7. Implications and Future Directions

  • Field-level impact
  • Demonstrates that carefully engineered training data can rival brute-force scaling. This encourages a shift toward dataset design—clarity, self-containment, balance, and diversity—as a first-class lever in LLM training (Introduction; Conclusion).
  • Research directions
  • Improved synthetic data generation: using stronger teachers (e.g., GPT‑4) to reduce error rate (Conclusion).
  • Curriculum design and diversity metrics: methods to quantify and optimize coverage and non-redundancy in synthetic corpora (Conclusion: calls out lack of good methodology to measure diversity/redundancy).
  • Broader skills with small models: extend the “textbook + exercises” recipe to domains beyond Python (multi-language code; math; structured reasoning). Investigate how fine-tuning reorganizes pretrained knowledge (Section 3).
  • Robustness and reasoning: target counting/spatial reasoning and prompt robustness with specialized exercises and adversarial prompt augmentation (Appendix B limitations).
  • Data ethics and recursive training: understand societal implications as LLMs curate data for future LLMs, including bias and accountability (Conclusion).
  • Practical applications
  • Cost-effective coding assistants for education and lightweight IDE integrations where GPU/CPU budgets are constrained.
  • On-device or edge-deployable code helpers given the small parameter count.
  • Educational tools: the pipeline itself (textbook + exercises) mirrors how humans learn; it can produce pedagogical datasets in other domains.
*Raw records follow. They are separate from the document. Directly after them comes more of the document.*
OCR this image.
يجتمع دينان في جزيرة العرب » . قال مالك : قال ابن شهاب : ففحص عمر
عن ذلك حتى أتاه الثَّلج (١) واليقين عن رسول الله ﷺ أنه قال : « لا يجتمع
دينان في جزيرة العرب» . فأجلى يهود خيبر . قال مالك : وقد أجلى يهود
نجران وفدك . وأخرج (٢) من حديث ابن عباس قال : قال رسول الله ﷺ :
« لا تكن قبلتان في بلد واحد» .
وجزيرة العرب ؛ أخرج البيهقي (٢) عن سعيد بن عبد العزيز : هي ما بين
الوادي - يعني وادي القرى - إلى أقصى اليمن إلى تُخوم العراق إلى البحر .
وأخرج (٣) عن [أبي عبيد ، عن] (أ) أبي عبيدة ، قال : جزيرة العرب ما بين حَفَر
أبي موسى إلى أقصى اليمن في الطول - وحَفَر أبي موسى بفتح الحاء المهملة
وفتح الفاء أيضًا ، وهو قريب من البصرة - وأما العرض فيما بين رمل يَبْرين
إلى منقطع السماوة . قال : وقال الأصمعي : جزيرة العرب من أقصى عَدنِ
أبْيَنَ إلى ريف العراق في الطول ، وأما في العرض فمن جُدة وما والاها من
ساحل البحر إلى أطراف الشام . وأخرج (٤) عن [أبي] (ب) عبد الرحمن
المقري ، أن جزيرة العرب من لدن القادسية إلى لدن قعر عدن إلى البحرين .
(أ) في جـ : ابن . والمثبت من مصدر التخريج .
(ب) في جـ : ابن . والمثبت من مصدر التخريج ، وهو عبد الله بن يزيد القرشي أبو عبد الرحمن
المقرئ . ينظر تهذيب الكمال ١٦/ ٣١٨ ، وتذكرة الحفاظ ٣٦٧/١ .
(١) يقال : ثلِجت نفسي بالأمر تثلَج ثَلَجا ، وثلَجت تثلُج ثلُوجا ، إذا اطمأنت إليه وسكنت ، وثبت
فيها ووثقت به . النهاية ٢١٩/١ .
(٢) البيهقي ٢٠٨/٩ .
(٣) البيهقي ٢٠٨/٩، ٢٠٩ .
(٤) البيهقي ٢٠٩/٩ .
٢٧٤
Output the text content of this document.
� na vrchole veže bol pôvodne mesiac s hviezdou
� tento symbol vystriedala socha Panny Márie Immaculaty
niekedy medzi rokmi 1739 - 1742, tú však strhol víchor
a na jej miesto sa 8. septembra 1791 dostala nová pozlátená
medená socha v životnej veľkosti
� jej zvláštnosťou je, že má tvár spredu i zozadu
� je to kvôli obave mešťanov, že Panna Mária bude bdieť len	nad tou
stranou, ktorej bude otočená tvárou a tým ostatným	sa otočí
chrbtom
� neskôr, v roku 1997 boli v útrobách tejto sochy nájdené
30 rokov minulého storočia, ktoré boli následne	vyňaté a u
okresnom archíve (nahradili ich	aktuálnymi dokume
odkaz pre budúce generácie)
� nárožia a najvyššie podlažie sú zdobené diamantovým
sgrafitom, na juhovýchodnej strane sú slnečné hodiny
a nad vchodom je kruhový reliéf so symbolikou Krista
Core quantitative takeaway (Table 1): “phi-1 (1.3B params, ~7B tokens) attains HumanEval 50.6% and MBPP 55.5%, outperforming many larger open models trained on 100–1000× more tokens.”

Mechanistic takeaway (Figure 2.1; Sections 2–3): “Filtering for educational value + synthetic textbooks shape pretraining; a small CodeExercises fine-tune reorganizes this knowledge, producing a large capability jump—including on tasks not present in the fine-tuning set.”